Listening to music while you study can help you ace your test. A study at Stanford Cognitive and Systems Neuroscience Laboratory showed, that music had an effect on parts of the brain that control attention span, memory retention, and processes a continual flow of information. Professor of music and co-author of the study, Jonathan Berger, said, “The study suggests one possible adaptive evolutionary purpose of music.” Berger suggested that listening to music will add many advances in society, such as the ability to perceive time, communication, assist in brain damage repairs, and help improve student studying or a teacher working. 

When asked if she felt more productive with music playing, teacher Mrs. Figot said, “…..I am definitely more productive when I have music playing. In fact, I can’t really work in silence at all- it makes my brain go a little crazy …. But, I will say, music is better for when I need to focus.” 

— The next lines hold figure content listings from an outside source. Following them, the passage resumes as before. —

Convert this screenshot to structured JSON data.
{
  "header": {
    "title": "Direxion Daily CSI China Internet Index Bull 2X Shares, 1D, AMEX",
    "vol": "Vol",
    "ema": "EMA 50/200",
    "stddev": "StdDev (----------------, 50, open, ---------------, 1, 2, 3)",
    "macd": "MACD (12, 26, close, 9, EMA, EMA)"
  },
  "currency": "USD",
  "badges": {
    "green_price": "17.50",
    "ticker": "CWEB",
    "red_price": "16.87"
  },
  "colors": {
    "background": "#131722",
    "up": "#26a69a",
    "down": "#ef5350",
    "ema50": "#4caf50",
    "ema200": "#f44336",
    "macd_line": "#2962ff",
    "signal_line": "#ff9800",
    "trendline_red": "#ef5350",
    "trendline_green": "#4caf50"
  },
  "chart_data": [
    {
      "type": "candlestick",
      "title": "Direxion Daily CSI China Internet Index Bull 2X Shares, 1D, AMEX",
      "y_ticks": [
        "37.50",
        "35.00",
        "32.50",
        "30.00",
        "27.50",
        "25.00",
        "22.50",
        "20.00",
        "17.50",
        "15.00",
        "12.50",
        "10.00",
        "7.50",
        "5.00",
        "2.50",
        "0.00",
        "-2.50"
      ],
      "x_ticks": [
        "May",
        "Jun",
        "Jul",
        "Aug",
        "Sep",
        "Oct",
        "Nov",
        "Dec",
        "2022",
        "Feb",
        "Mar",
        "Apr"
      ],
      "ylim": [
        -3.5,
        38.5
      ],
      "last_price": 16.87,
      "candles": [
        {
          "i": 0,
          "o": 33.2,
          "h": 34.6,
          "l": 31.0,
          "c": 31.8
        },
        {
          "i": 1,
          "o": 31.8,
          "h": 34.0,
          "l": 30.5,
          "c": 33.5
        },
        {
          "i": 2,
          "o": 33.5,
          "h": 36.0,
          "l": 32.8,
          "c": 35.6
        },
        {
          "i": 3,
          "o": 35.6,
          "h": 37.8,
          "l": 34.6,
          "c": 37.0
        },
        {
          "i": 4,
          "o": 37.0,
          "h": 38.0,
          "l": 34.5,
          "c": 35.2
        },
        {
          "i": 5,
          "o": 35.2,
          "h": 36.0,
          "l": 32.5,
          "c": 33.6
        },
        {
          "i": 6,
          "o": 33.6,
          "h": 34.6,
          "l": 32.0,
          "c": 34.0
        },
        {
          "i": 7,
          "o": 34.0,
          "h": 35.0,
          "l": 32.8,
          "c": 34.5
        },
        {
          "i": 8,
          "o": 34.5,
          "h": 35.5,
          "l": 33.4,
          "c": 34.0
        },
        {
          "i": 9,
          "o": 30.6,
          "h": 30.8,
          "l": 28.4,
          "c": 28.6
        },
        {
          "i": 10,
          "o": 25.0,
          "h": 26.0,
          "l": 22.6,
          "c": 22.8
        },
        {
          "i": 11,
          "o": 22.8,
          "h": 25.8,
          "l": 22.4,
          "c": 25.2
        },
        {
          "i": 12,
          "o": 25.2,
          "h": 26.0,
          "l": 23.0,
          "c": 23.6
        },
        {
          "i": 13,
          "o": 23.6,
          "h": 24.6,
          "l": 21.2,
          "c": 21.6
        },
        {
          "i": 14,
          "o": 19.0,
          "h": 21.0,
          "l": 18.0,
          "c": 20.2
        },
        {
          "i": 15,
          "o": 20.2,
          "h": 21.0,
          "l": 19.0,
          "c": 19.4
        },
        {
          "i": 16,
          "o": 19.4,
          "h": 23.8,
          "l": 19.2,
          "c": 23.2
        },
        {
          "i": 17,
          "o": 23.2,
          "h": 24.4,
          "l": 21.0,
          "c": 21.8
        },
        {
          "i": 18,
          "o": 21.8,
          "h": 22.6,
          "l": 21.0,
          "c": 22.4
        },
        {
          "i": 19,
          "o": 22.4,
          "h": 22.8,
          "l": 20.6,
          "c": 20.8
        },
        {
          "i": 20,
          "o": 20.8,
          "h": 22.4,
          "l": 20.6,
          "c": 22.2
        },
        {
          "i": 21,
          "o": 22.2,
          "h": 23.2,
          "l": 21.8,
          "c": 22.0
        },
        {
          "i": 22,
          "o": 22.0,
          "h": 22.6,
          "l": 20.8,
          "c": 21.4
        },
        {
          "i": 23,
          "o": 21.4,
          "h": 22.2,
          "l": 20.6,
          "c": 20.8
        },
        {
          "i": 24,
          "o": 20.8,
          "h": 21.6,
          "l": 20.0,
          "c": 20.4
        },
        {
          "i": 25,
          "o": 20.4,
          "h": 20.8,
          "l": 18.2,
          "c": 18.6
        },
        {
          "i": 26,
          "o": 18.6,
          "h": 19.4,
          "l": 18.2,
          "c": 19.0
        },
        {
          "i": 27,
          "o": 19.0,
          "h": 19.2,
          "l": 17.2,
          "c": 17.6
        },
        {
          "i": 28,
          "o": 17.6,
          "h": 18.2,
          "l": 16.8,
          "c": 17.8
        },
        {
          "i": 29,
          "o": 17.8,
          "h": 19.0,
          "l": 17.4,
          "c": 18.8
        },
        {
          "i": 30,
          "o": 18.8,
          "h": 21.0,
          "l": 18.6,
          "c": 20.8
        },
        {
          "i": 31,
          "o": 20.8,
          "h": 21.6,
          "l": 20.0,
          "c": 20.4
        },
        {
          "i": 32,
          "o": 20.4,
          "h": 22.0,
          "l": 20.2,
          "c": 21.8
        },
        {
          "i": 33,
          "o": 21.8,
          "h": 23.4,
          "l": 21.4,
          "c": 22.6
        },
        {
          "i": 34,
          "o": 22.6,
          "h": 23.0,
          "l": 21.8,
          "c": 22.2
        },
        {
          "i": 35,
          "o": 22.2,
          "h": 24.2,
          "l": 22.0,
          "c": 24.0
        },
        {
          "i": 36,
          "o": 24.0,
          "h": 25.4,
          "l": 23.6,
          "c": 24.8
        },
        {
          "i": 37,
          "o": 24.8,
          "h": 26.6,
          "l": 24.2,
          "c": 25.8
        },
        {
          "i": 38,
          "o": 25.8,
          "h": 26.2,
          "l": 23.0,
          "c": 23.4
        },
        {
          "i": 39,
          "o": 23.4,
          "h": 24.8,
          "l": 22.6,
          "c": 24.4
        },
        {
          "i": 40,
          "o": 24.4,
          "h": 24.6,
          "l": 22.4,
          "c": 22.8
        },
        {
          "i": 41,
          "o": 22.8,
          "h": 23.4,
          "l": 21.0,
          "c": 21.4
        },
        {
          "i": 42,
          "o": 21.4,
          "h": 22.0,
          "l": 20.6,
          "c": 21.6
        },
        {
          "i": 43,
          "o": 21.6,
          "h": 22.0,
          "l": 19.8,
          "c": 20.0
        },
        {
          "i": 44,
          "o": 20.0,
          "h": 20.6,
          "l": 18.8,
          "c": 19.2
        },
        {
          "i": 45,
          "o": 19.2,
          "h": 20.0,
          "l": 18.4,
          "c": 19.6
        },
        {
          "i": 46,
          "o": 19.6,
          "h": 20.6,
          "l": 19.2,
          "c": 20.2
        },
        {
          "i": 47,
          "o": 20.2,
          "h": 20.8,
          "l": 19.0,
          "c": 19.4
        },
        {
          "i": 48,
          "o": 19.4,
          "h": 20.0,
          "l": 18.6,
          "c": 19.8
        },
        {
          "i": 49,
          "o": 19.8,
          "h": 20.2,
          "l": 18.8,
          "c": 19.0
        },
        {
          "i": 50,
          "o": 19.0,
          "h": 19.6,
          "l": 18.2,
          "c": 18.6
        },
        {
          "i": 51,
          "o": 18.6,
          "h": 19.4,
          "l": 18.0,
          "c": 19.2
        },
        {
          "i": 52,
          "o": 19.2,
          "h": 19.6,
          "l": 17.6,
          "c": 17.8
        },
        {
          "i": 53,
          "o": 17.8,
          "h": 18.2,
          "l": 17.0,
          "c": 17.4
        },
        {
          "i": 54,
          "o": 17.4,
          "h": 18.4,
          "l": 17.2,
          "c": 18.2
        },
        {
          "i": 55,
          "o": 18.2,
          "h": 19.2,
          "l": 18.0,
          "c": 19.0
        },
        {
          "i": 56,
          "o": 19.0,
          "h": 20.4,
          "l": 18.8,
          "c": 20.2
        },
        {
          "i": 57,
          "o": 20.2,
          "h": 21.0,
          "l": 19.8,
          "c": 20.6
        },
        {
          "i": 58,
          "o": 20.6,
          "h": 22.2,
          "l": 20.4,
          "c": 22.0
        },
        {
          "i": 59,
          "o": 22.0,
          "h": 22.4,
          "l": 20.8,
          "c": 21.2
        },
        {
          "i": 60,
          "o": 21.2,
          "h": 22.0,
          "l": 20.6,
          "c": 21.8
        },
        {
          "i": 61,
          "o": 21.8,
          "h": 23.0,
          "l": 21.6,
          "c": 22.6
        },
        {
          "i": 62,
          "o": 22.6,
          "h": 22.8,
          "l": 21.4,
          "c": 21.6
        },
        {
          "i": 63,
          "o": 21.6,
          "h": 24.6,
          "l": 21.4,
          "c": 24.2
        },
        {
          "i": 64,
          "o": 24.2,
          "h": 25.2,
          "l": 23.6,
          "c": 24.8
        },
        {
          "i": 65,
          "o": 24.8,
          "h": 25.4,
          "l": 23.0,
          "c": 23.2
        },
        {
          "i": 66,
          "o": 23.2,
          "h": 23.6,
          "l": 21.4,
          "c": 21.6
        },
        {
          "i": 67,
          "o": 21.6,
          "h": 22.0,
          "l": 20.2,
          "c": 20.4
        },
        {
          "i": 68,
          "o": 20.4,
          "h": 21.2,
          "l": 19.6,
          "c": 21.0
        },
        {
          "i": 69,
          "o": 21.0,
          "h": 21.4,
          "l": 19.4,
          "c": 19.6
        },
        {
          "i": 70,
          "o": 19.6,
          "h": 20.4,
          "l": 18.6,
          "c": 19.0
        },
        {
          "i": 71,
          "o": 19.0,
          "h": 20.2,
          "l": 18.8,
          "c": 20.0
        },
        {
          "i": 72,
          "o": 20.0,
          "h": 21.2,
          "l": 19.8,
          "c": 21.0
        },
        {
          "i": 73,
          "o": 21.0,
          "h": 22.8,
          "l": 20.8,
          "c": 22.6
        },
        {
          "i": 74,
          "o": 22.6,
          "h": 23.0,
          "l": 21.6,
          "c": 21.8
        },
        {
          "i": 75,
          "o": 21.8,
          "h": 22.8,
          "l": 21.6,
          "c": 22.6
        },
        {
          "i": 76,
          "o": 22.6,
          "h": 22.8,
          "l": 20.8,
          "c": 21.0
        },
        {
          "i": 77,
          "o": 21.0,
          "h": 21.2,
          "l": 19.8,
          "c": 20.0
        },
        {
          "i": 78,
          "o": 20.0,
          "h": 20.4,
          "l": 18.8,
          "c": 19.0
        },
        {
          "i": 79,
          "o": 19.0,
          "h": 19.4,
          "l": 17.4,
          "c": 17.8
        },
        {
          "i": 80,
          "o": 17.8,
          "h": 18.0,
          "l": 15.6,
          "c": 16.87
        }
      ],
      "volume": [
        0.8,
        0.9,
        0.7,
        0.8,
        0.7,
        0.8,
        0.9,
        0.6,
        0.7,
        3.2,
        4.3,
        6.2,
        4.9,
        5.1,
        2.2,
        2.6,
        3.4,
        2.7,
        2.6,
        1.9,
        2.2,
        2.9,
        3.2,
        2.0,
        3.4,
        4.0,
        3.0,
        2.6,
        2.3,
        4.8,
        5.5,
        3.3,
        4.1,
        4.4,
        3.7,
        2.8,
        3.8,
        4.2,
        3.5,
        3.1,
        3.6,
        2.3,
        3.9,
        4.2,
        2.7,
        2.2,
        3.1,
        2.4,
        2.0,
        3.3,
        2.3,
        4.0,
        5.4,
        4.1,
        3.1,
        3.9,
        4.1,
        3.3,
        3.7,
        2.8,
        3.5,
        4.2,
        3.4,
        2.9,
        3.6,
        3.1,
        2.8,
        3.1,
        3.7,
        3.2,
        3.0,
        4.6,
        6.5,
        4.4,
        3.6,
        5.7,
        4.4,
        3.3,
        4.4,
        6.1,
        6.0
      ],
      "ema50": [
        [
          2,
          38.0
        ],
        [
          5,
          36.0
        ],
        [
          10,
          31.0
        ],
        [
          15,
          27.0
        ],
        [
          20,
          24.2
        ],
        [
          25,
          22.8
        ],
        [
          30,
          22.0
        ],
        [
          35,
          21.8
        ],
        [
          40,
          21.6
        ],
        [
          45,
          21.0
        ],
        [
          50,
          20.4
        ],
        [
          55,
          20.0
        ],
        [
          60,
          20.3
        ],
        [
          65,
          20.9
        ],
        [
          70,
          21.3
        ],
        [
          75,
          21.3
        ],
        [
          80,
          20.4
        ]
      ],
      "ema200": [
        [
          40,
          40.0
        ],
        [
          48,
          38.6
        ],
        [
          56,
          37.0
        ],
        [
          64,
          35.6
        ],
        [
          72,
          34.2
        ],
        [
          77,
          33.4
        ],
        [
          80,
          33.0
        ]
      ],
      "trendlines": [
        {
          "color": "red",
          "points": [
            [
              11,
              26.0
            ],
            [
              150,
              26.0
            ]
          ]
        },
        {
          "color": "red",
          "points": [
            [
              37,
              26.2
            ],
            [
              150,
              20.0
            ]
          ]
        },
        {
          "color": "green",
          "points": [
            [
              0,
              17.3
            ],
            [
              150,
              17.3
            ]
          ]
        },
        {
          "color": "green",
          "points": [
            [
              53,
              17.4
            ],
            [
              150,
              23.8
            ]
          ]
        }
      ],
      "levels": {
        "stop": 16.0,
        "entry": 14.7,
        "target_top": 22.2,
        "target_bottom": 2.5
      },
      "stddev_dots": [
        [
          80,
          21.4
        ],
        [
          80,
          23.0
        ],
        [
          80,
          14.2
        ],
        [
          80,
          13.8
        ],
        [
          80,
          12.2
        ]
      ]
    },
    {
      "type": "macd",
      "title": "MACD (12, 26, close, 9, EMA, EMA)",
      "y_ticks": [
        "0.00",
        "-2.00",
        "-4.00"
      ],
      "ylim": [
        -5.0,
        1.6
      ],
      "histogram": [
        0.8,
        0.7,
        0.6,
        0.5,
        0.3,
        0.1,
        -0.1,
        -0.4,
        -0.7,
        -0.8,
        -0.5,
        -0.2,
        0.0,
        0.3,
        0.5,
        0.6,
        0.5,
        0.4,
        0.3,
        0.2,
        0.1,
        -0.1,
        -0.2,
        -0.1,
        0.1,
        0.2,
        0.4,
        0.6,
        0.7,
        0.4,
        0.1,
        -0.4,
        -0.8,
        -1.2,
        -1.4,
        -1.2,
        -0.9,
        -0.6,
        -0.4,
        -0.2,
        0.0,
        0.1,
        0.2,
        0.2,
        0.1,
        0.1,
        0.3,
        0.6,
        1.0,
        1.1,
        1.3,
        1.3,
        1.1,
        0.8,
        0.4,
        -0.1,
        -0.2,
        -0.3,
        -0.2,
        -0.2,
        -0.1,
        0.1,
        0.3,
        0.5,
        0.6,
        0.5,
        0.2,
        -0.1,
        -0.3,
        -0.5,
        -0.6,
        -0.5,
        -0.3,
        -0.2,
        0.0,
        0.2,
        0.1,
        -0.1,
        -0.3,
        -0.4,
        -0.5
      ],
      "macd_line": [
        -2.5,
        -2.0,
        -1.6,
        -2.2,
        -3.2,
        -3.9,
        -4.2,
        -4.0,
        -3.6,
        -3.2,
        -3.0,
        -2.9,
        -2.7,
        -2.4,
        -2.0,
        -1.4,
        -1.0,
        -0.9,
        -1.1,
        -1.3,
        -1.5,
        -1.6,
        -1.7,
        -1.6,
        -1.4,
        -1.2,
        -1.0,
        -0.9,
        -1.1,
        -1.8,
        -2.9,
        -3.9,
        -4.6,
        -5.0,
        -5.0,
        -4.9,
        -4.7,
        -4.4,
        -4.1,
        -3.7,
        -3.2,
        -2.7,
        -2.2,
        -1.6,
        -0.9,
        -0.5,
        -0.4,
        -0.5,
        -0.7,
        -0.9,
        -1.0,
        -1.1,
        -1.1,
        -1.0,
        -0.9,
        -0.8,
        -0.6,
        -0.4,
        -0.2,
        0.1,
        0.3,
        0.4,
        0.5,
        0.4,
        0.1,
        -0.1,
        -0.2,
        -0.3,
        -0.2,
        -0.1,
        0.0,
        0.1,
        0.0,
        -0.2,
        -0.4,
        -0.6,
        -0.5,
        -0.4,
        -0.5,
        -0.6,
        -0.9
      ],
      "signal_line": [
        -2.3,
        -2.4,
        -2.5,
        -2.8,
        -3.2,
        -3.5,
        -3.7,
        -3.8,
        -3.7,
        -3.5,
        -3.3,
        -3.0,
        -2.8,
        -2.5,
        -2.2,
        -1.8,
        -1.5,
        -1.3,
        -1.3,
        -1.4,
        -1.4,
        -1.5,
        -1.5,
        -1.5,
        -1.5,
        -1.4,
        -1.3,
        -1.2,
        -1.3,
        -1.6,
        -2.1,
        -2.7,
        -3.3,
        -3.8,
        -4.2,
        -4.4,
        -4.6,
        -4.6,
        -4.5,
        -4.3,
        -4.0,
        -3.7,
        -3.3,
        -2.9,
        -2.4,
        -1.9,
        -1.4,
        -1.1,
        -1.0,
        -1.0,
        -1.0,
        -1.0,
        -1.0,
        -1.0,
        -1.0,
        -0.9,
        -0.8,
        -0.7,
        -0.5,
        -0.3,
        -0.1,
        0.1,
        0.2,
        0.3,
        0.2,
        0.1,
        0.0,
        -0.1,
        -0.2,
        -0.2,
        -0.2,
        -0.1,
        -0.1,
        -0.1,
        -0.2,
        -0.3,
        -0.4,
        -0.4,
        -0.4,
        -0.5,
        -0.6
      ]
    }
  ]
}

The study conducted is similar in regards to The Mozart Effect. It states that humans will experience a period of arousal produced by music which temporarily increases performance on spatial reasoning tasks. Meaning that the music affects parts of the brain which helps students to retain information, remain focused, and reduce stress while studying. The hypothalamus is the part of the brain that maintains the body’s status quo, it regulates thirst, hunger, sleep, mood, heart rate, body temperature, metabolism, growth, etc. The hypothalamus also links the endocrine system and nervous system (the nervous system controls the body while the endocrine system creates hormones that regulate these activities), while also producing and releasing hormones. When listening to music such as ‘we built this city’ (starship) or ‘walking on sunshine’ (Katrina and the Waves), your heart rate slightly increases and your mood becomes more cheerful. 

There is a catch to listening to music while you work, and that is choosing the right songs to listen to. Of course you want to listen to music you like, but you

need to choose songs that won’t distract you. The same rock music you listen to while cleaning or pop music while driving, might not help you study for that final exam. Different music genres work for different people. For instance, when asked if she listened to music while working, Mrs Underwood said, “…..-there are a couple of occasions where I put on some like, instrumental music. I usually put on the soundtrack from the Lord of The Rings movies because it’s awesome and there’s not a lot of vocals in it. It just feels really epic.” Instrumental music includes artists such as Peter Crowley, Really Slow Music, and Most Beautiful Music. 

However, if instrumental isn’t for you, there is a wide variety of genres and music to choose from. A study at the University of Wales showed that students are just as distracted by lyrical-based music, as non-lyrical-based music. Although, if you just listen to lyrical songs, try internacional music. Each culture has a rich selection of songs, and just because you can’t understand the words, you’ll still be able to focus. Most importantly though, keep it mixed up. You’ll never be able to focus if there’s only one song that plays over and over driving you crazy.